Data_Sheet_1_SSRI Treatment Response Prediction in Depression Based on Brain Activation by Emotional Stimuli.PDF (153.57 kB)
Download file

Data_Sheet_1_SSRI Treatment Response Prediction in Depression Based on Brain Activation by Emotional Stimuli.PDF

Download (153.57 kB)
dataset
posted on 13.11.2020, 04:12 by Antonia Preuss, Bianca Bolliger, Wenzel Schicho, Josef Hättenschwiler, Erich Seifritz, Annette Beatrix Brühl, Uwe Herwig

Introduction: The prediction of antidepressant treatment response may improve outcome. Functional magnetic resonance imaging (fMRI) of emotion processing in major depressive disorder (MDD) may reveal regional brain function serving as predictors of response to treatment with selective serotonin reuptake inhibitor (SSRI).

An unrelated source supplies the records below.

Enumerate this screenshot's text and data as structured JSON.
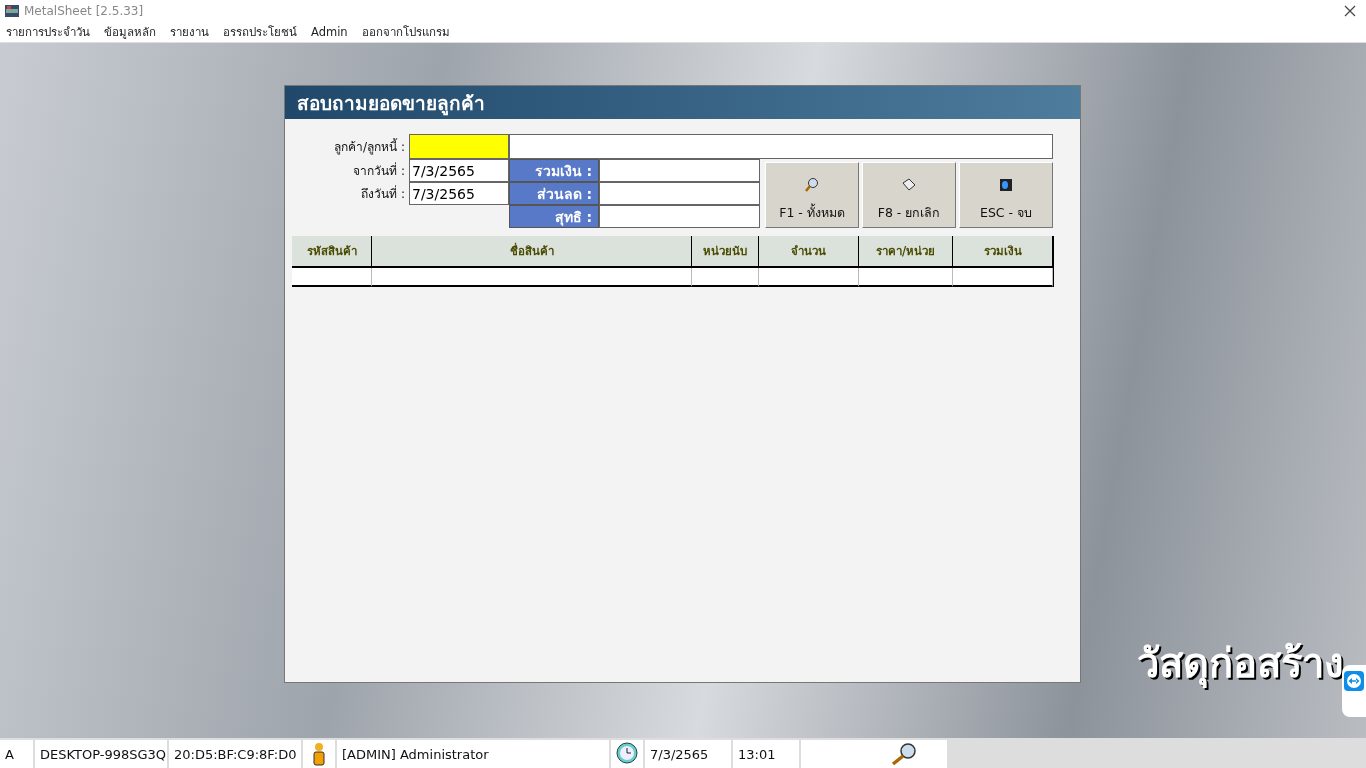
{
  "window": {
    "title": "MetalSheet [2.5.33]"
  },
  "menu": [
    "รายการประจำวัน",
    "ข้อมูลหลัก",
    "รายงาน",
    "อรรถประโยชน์",
    "Admin",
    "ออกจากโปรแกรม"
  ],
  "dialog": {
    "title": "สอบถามยอดขายลูกค้า",
    "customer": {
      "label": "ลูกค้า/ลูกหนี้ :"
    },
    "date_from": {
      "label": "จากวันที่ :",
      "value": "7/3/2565"
    },
    "date_to": {
      "label": "ถึงวันที่ :",
      "value": "7/3/2565"
    },
    "totals": [
      {
        "label": "รวมเงิน :"
      },
      {
        "label": "ส่วนลด :"
      },
      {
        "label": "สุทธิ :"
      }
    ],
    "buttons": [
      {
        "label": "F1 - ทั้งหมด",
        "kind": "all"
      },
      {
        "label": "F8 - ยกเลิก",
        "kind": "cancel"
      },
      {
        "label": "ESC - จบ",
        "kind": "exit"
      }
    ],
    "table": {
      "columns": [
        "รหัสสินค้า",
        "ชื่อสินค้า",
        "หน่วยนับ",
        "จำนวน",
        "ราคา/หน่วย",
        "รวมเงิน"
      ]
    }
  },
  "background_text": "วัสดุก่อสร้าง",
  "status_bar": [
    {
      "kind": "text",
      "text": "A"
    },
    {
      "kind": "text",
      "text": "DESKTOP-998SG3Q"
    },
    {
      "kind": "text",
      "text": "20:D5:BF:C9:8F:D0"
    },
    {
      "kind": "user"
    },
    {
      "kind": "text",
      "text": "[ADMIN] Administrator"
    },
    {
      "kind": "clock"
    },
    {
      "kind": "text",
      "text": "7/3/2565"
    },
    {
      "kind": "text",
      "text": "13:01"
    },
    {
      "kind": "search"
    }
  ]
}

Methods: We examined the association between pre-treatment neural activity by means of fMRI during the perception of emotional stimuli in 22 patients with MDD and the treatment outcome after 6 weeks' medication with an SSRI. A whole brain correlation analysis with Beck Depression Inventory (BDI) change between pre- to post-treatment was conducted to identify neural regions associated with treatment response.

Results: During the perception of positive stimuli, responders were characterized by more activation in posterior cingulate cortex (PCC), medial prefrontal cortex, and thalamus as well as middle temporal gyrus. During perception of negative stimuli, PCC, and pregenual anterior cingulate cortex showed the highest correlation with treatment response. Furthermore, responders exhibited higher activation to emotional stimuli than to neutral stimuli in all the above-mentioned regions, while non-responders demonstrated an attenuated neural response to emotional compared to neutral stimuli.

Conclusion: Our data suggest that the activity of distinct brain regions is correlated with SSRI treatment outcome and may serve as treatment response predictor. While some regions, in which activity was correlated with treatment response, can be assigned to networks that have been implied in the pathophysiology of depression, most of our regions of interest could also be matched to the default mode network (DMN). Higher DMN activity has been associated with increased rumination as well as negative self-referential processing in previous studies. This may suggest our responders to SSRI to be characterized by such dysregulations and that SSRIs might modify the function associated with this network.